Igualmente me siento impulsado a reflexionar en voz alta confesando una fe que vivo con amor y a expresar, de algún modo, las razones de la devoción entrañable que los almerienses dedicamos con especial veneración a nuestra Patrona la Santísima Virgen del Mar. La religiosidad popular que no se apaga y su figura son referencias elocuentes para la espiritualidad cristiana y que, concretamente en Almería, en Sevilla, en Barcelona y en Madrid, la seguimos contemplando gozosamente y su Purísima imagen la ubicamos en la historia de nuestra salvación. María es miembro eminente de la Iglesia. Ella escuchó atentamente la palabra del Hijo, meditó con amor sobre su contenido, lo asumió y lo puso en prácticas y vino a ser tierra buena donde agarró y creció el proyecto de Dios.
María es “la llena de Gracia”, la mujer donde la mirada benevolente de Dios se ha manifestado de modo especial, y la discípula más fiel de Jesús. Habiendo vivido de forma tan singular esa proximidad de Dios y la sintonía con el Hijo, la Virgen merece una veneración especialísima. Una fe madura no puede olvidar esta referencia.
Y continuando con la devoción, me parece que no se puede hablar hoy de la Virgen sin comenzar recordando aquellas palabras capitales en las que el Concilio Vaticano II recuerda cómo debe ser una verdadera devoción católica a María. “Recuerden los fieles que la verdadera devoción no consiste ni en un estéril y transitorio sentimentalismo, ni en una vana credulidad, sino que procede de la fe verdadera, que nos lleva a reconocer la excelencia de la Madre de Dios y nos inclina a un amor filial hacia nuestra madre y a la imitación de sus virtudes” Creo que no se puede decir más en menos palabras. Y empieza el Concilio recordándonos, en primer lugar, lo que la devoción mariana no es, porque demasiada gente usa a la Virgen como un recurso emotivo, como un refugio sentimental, como un recuerdo infantil. La ternura es buena, buenas son las flores y las velas, pero siempre que no se quede todo ahí, siempre que la devoción no se reduzca a un estéril y transitorio sentimentalismo que afecta solo al corazón, pero no influye en la vida.

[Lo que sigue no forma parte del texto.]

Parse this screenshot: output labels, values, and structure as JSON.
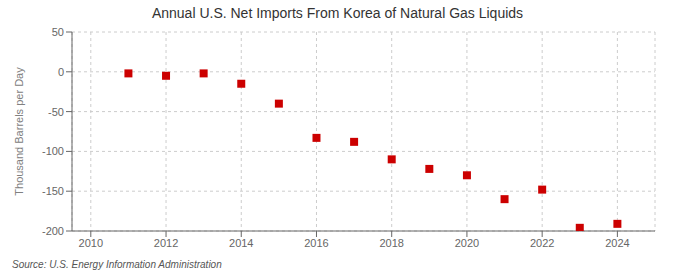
{
  "chart_data": {
    "type": "scatter",
    "title": "Annual U.S. Net Imports From Korea of Natural Gas Liquids",
    "y_label": "Thousand Barrels per Day",
    "annotations": [
      "Source: U.S. Energy Information Administration"
    ],
    "x": [
      2011,
      2012,
      2013,
      2014,
      2015,
      2016,
      2017,
      2018,
      2019,
      2020,
      2021,
      2022,
      2023,
      2024
    ],
    "values": [
      -2,
      -5,
      -2,
      -15,
      -40,
      -83,
      -88,
      -110,
      -122,
      -130,
      -160,
      -148,
      -196,
      -191
    ],
    "color": "#cc0000",
    "marker": "square",
    "xlim": [
      2009.5,
      2025
    ],
    "ylim": [
      -200,
      50
    ],
    "xticks": [
      2010,
      2012,
      2014,
      2016,
      2018,
      2020,
      2022,
      2024
    ],
    "yticks": [
      -200,
      -150,
      -100,
      -50,
      0,
      50
    ],
    "grid": true
  }
}
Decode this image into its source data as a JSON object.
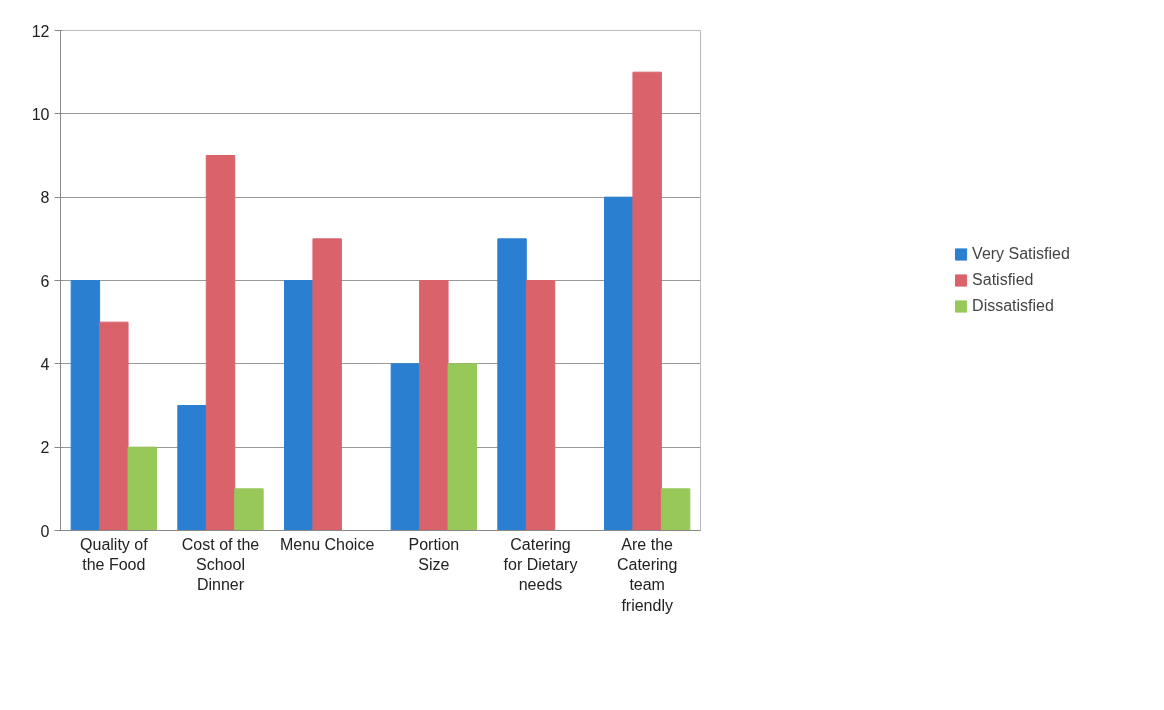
{
  "chart_data": {
    "type": "bar",
    "categories": [
      "Quality of the Food",
      "Cost of the School Dinner",
      "Menu Choice",
      "Portion Size",
      "Catering for Dietary needs",
      "Are the Catering team friendly"
    ],
    "series": [
      {
        "name": "Very Satisfied",
        "color": "#2a7fd0",
        "values": [
          6,
          3,
          6,
          4,
          7,
          8
        ]
      },
      {
        "name": "Satisfied",
        "color": "#d9626b",
        "values": [
          5,
          9,
          7,
          6,
          6,
          11
        ]
      },
      {
        "name": "Dissatisfied",
        "color": "#98c75a",
        "values": [
          2,
          1,
          0,
          4,
          0,
          1
        ]
      }
    ],
    "ylim": [
      0,
      12
    ],
    "yticks": [
      0,
      2,
      4,
      6,
      8,
      10,
      12
    ],
    "grid": "y",
    "legend": "right"
  }
}
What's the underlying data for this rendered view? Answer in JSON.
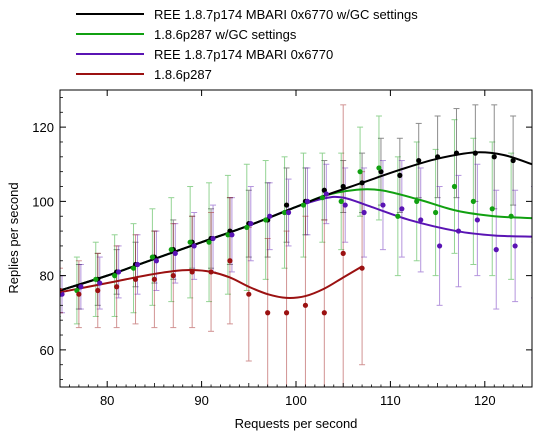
{
  "chart_data": {
    "type": "line",
    "xlabel": "Requests per second",
    "ylabel": "Replies per second",
    "xlim": [
      75,
      125
    ],
    "ylim": [
      50,
      130
    ],
    "xticks": [
      80,
      90,
      100,
      110,
      120
    ],
    "yticks": [
      60,
      80,
      100,
      120
    ],
    "legend_position": "top-left above plot",
    "grid": false,
    "series": [
      {
        "name": "REE 1.8.7p174 MBARI 0x6770 w/GC settings",
        "color": "#000000",
        "fit": [
          [
            75,
            76
          ],
          [
            80,
            80
          ],
          [
            85,
            84.5
          ],
          [
            90,
            89
          ],
          [
            95,
            93.5
          ],
          [
            100,
            98.5
          ],
          [
            103,
            101.5
          ],
          [
            107,
            105
          ],
          [
            111,
            108.5
          ],
          [
            115,
            111.5
          ],
          [
            119,
            113.2
          ],
          [
            122,
            112.5
          ],
          [
            125,
            110
          ]
        ],
        "points": [
          {
            "x": 75,
            "y": 75,
            "err": 5
          },
          {
            "x": 77,
            "y": 77,
            "err": 6
          },
          {
            "x": 79,
            "y": 79,
            "err": 7
          },
          {
            "x": 81,
            "y": 81,
            "err": 6
          },
          {
            "x": 83,
            "y": 83,
            "err": 6
          },
          {
            "x": 85,
            "y": 85,
            "err": 7
          },
          {
            "x": 87,
            "y": 87,
            "err": 8
          },
          {
            "x": 89,
            "y": 89,
            "err": 7
          },
          {
            "x": 91,
            "y": 90,
            "err": 8
          },
          {
            "x": 93,
            "y": 92,
            "err": 9
          },
          {
            "x": 95,
            "y": 94,
            "err": 9
          },
          {
            "x": 97,
            "y": 95,
            "err": 10
          },
          {
            "x": 99,
            "y": 99,
            "err": 10
          },
          {
            "x": 101,
            "y": 100,
            "err": 9
          },
          {
            "x": 103,
            "y": 103,
            "err": 8
          },
          {
            "x": 105,
            "y": 104,
            "err": 7
          },
          {
            "x": 107,
            "y": 105,
            "err": 8
          },
          {
            "x": 109,
            "y": 108,
            "err": 9
          },
          {
            "x": 111,
            "y": 107,
            "err": 10
          },
          {
            "x": 113,
            "y": 111,
            "err": 10
          },
          {
            "x": 115,
            "y": 112,
            "err": 11
          },
          {
            "x": 117,
            "y": 113,
            "err": 12
          },
          {
            "x": 119,
            "y": 113,
            "err": 13
          },
          {
            "x": 121,
            "y": 112,
            "err": 14
          },
          {
            "x": 123,
            "y": 111,
            "err": 12
          }
        ]
      },
      {
        "name": "1.8.6p287 w/GC settings",
        "color": "#11a011",
        "fit": [
          [
            75,
            76
          ],
          [
            80,
            80
          ],
          [
            85,
            84.5
          ],
          [
            90,
            89
          ],
          [
            95,
            93.5
          ],
          [
            100,
            98.5
          ],
          [
            103,
            101.5
          ],
          [
            106,
            103
          ],
          [
            109,
            103
          ],
          [
            113,
            100.5
          ],
          [
            117,
            97.5
          ],
          [
            121,
            96
          ],
          [
            125,
            95.5
          ]
        ],
        "points": [
          {
            "x": 75,
            "y": 75,
            "err": 6
          },
          {
            "x": 77,
            "y": 76,
            "err": 9
          },
          {
            "x": 79,
            "y": 79,
            "err": 10
          },
          {
            "x": 81,
            "y": 80,
            "err": 11
          },
          {
            "x": 83,
            "y": 82,
            "err": 12
          },
          {
            "x": 85,
            "y": 85,
            "err": 13
          },
          {
            "x": 87,
            "y": 87,
            "err": 14
          },
          {
            "x": 89,
            "y": 89,
            "err": 15
          },
          {
            "x": 91,
            "y": 89,
            "err": 16
          },
          {
            "x": 93,
            "y": 91,
            "err": 16
          },
          {
            "x": 95,
            "y": 93,
            "err": 17
          },
          {
            "x": 97,
            "y": 95,
            "err": 16
          },
          {
            "x": 99,
            "y": 97,
            "err": 15
          },
          {
            "x": 101,
            "y": 99,
            "err": 14
          },
          {
            "x": 103,
            "y": 101,
            "err": 12
          },
          {
            "x": 105,
            "y": 100,
            "err": 13
          },
          {
            "x": 107,
            "y": 108,
            "err": 12
          },
          {
            "x": 109,
            "y": 109,
            "err": 14
          },
          {
            "x": 111,
            "y": 96,
            "err": 16
          },
          {
            "x": 113,
            "y": 100,
            "err": 16
          },
          {
            "x": 115,
            "y": 97,
            "err": 17
          },
          {
            "x": 117,
            "y": 104,
            "err": 18
          },
          {
            "x": 119,
            "y": 100,
            "err": 17
          },
          {
            "x": 121,
            "y": 98,
            "err": 18
          },
          {
            "x": 123,
            "y": 96,
            "err": 17
          }
        ]
      },
      {
        "name": "REE 1.8.7p174 MBARI 0x6770",
        "color": "#5a14b4",
        "fit": [
          [
            75,
            76
          ],
          [
            80,
            80
          ],
          [
            85,
            84.5
          ],
          [
            90,
            89
          ],
          [
            95,
            93.5
          ],
          [
            100,
            98.5
          ],
          [
            103,
            100.8
          ],
          [
            105,
            101
          ],
          [
            108,
            98.5
          ],
          [
            112,
            95
          ],
          [
            117,
            92
          ],
          [
            121,
            90.8
          ],
          [
            125,
            90.5
          ]
        ],
        "points": [
          {
            "x": 75,
            "y": 75,
            "err": 5
          },
          {
            "x": 77,
            "y": 77,
            "err": 6
          },
          {
            "x": 79,
            "y": 78,
            "err": 7
          },
          {
            "x": 81,
            "y": 81,
            "err": 7
          },
          {
            "x": 83,
            "y": 83,
            "err": 8
          },
          {
            "x": 85,
            "y": 84,
            "err": 8
          },
          {
            "x": 87,
            "y": 86,
            "err": 8
          },
          {
            "x": 89,
            "y": 88,
            "err": 9
          },
          {
            "x": 91,
            "y": 90,
            "err": 9
          },
          {
            "x": 93,
            "y": 91,
            "err": 10
          },
          {
            "x": 95,
            "y": 94,
            "err": 10
          },
          {
            "x": 97,
            "y": 96,
            "err": 9
          },
          {
            "x": 99,
            "y": 97,
            "err": 9
          },
          {
            "x": 101,
            "y": 100,
            "err": 9
          },
          {
            "x": 103,
            "y": 102,
            "err": 8
          },
          {
            "x": 105,
            "y": 99,
            "err": 10
          },
          {
            "x": 107,
            "y": 97,
            "err": 12
          },
          {
            "x": 109,
            "y": 99,
            "err": 12
          },
          {
            "x": 111,
            "y": 98,
            "err": 13
          },
          {
            "x": 113,
            "y": 95,
            "err": 14
          },
          {
            "x": 115,
            "y": 88,
            "err": 16
          },
          {
            "x": 117,
            "y": 92,
            "err": 15
          },
          {
            "x": 119,
            "y": 95,
            "err": 15
          },
          {
            "x": 121,
            "y": 87,
            "err": 16
          },
          {
            "x": 123,
            "y": 88,
            "err": 15
          },
          {
            "x": 125,
            "y": 89,
            "err": 15
          }
        ]
      },
      {
        "name": "1.8.6p287",
        "color": "#9b1111",
        "fit": [
          [
            75,
            75.5
          ],
          [
            78,
            77
          ],
          [
            81,
            78.5
          ],
          [
            84,
            80
          ],
          [
            87,
            81.2
          ],
          [
            89,
            81.5
          ],
          [
            91,
            81
          ],
          [
            93,
            79.5
          ],
          [
            95,
            77
          ],
          [
            97,
            75
          ],
          [
            99,
            74
          ],
          [
            101,
            74.5
          ],
          [
            103,
            76.5
          ],
          [
            105,
            79.5
          ],
          [
            107,
            82.5
          ]
        ],
        "points": [
          {
            "x": 75,
            "y": 76,
            "err": 6
          },
          {
            "x": 77,
            "y": 75,
            "err": 9
          },
          {
            "x": 79,
            "y": 76,
            "err": 10
          },
          {
            "x": 81,
            "y": 77,
            "err": 11
          },
          {
            "x": 83,
            "y": 79,
            "err": 12
          },
          {
            "x": 85,
            "y": 79,
            "err": 13
          },
          {
            "x": 87,
            "y": 80,
            "err": 14
          },
          {
            "x": 89,
            "y": 81,
            "err": 15
          },
          {
            "x": 91,
            "y": 81,
            "err": 16
          },
          {
            "x": 93,
            "y": 84,
            "err": 17
          },
          {
            "x": 95,
            "y": 75,
            "err": 18
          },
          {
            "x": 97,
            "y": 70,
            "err": 20
          },
          {
            "x": 99,
            "y": 70,
            "err": 22
          },
          {
            "x": 101,
            "y": 72,
            "err": 24
          },
          {
            "x": 103,
            "y": 70,
            "err": 25
          },
          {
            "x": 105,
            "y": 86,
            "err": 40
          },
          {
            "x": 107,
            "y": 82,
            "err": 26
          }
        ]
      }
    ]
  }
}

Explica luego el Concilio qué es la devoción mariana y señala tres aspectos fundamentales: algo que brota de la fe, que conduce al amor y produce la imitación de las virtudes. Tres aspectos fundamentales e imprescindibles.
La devoción mariana surge de la fe y es por tanto inseparable de Cristo. La grandeza de María viene de su relación con Jesús.
No es una diosa independiente. Es la madre del Salvador. Y mal se podría creer en María si no se creyera en serio en la salvación que a nosotros y a Ella nos llega de Jesús.
Esta fe conduce al amor. Nosotros queremos a la Virgen y la queremos tierna y apasionadamente, como se quiere, sin metáforas, a una verdadera madre. Ella no solo ayuda a engendrarnos en la gracia, sino que sigue engendrándonos en ella con su amor maternal.
María es el modelo de fe más grande que conocemos. Ella fue “feliz por haber creído”, aunque su vida fue un continuo caminar por el “claroscuro” de la fe. Su fe fue puesta a prueba muchas veces. Pero Ella se mantuvo firme, y su fe no la defraudó. Que Ella nos alcance la gracia de redescubrir y renovar el tesoro de nuestra fe, para que así experimentaremos también la felicidad de creer en un Dios que es Amor y que solo nos pide la apertura suficiente para dejarnos encontrar.
Ese amor se manifiesta en la imitación de sus virtudes. Esta es la verdadera piedra de toque de la devoción mariana. Porque de nada nos serviría visitar sus santuarios, rezarle rosarios, encenderle velas, hacerle promesas, llevarle flores, si no terminamos por parecernos a Ella.
Debemos preguntarnos en qué nos parecemos a Ella. Porque - como dijo Pablo VI- “es natural que los hijos tengan los mismos sentimientos que sus madres y reflejen sus méritos y virtudes”.